Мускул на лице виконта вероломно дёрнулся. Это скрылось от внимания окружающих, но я, привыкший замечать реакцию собеседников в полутёмных помещениях, не мог обмануться. Бедняга наверняка стыдился даже упоминания младшей де Вилларе, потому как отказ для уважаемого и почитаемого всеми мужчины смерти подобен: если раньше он беспрепятственно собирал коллекцию женских бюстгалтеров, то теперь какая-нибудь дама может подумать, что виконт не так хорош, как может казаться, если его отшила какая-то там девушка.

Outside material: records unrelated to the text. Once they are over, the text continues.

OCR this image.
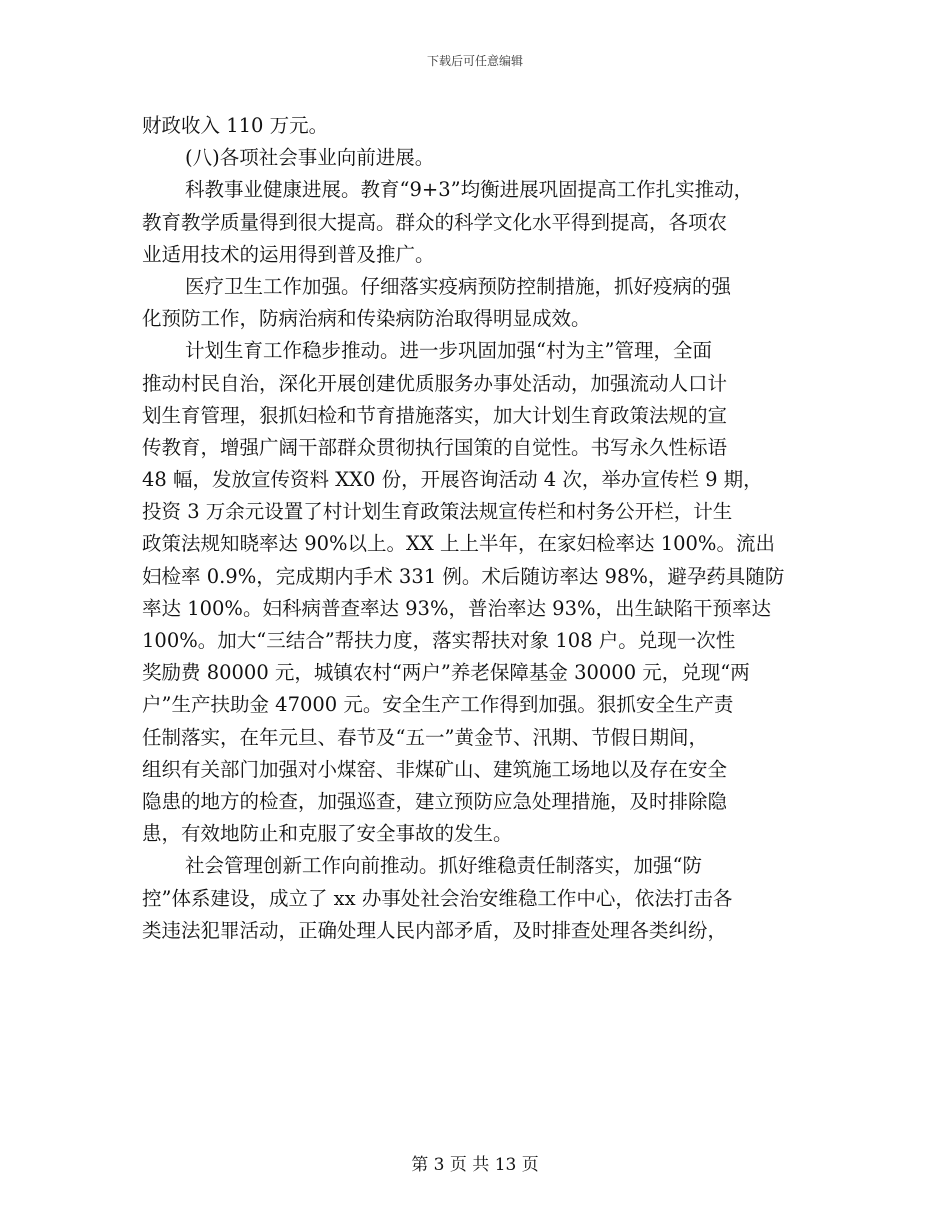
下载后可任意编辑
财政收入 110 万元。
(八)各项社会事业向前进展。
科教事业健康进展。教育“9+3”均衡进展巩固提高工作扎实推动，
教育教学质量得到很大提高。群众的科学文化水平得到提高，各项农
业适用技术的运用得到普及推广。
医疗卫生工作加强。仔细落实疫病预防控制措施，抓好疫病的强
化预防工作，防病治病和传染病防治取得明显成效。
计划生育工作稳步推动。进一步巩固加强“村为主”管理，全面
推动村民自治，深化开展创建优质服务办事处活动，加强流动人口计
划生育管理，狠抓妇检和节育措施落实，加大计划生育政策法规的宣
传教育，增强广阔干部群众贯彻执行国策的自觉性。书写永久性标语
48 幅，发放宣传资料 XX0 份，开展咨询活动 4 次，举办宣传栏 9 期，
投资 3 万余元设置了村计划生育政策法规宣传栏和村务公开栏，计生
政策法规知晓率达 90%以上。XX 上上半年，在家妇检率达 100%。流出
妇检率 0.9%，完成期内手术 331 例。术后随访率达 98%，避孕药具随防
率达 100%。妇科病普查率达 93%，普治率达 93%，出生缺陷干预率达
100%。加大“三结合”帮扶力度，落实帮扶对象 108 户。兑现一次性
奖励费 80000 元，城镇农村“两户”养老保障基金 30000 元，兑现“两
户”生产扶助金 47000 元。安全生产工作得到加强。狠抓安全生产责
任制落实，在年元旦、春节及“五一”黄金节、汛期、节假日期间，
组织有关部门加强对小煤窑、非煤矿山、建筑施工场地以及存在安全
隐患的地方的检查，加强巡查，建立预防应急处理措施，及时排除隐
患，有效地防止和克服了安全事故的发生。
社会管理创新工作向前推动。抓好维稳责任制落实，加强“防
控”体系建设，成立了 xx 办事处社会治安维稳工作中心，依法打击各
类违法犯罪活动，正确处理人民内部矛盾，及时排查处理各类纠纷，
第 3 页 共 13 页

— А с чего ты взял, что она сбежала, Рубенс? — совладав с собой, уверенно спросил Реймонд, и больше ни один мускул не дёрнулся на его идеальном лице. — Её могли бесстыдно выкрасть. Разве ты не слышал, что в Халифате любят знатных северных женщин?
— Не обманывайся, мой наивный друг. Ты знаешь Адель лучше меня и догадываешься, что она никогда бы не вышла замуж против своей воли, а этот мезальянсный брак, стоит заметить, был заключён именно против воли нашей подруги.
— Может, ты и прав. — Реймонд неуверенно кивнул. — А вы что думаете об этом, Лойд?
— Склоняюсь к теории мистера Рубенса. — соврал я, не имея никакого желания рассказывать этим людям про мои догадки насчёт Симона. Того гляди, оскорблённый бывший ухажёр вскроет ему голову, и я так и не найду трупа Адель или, что вполне вероятно, её саму, живой и почти здоровой.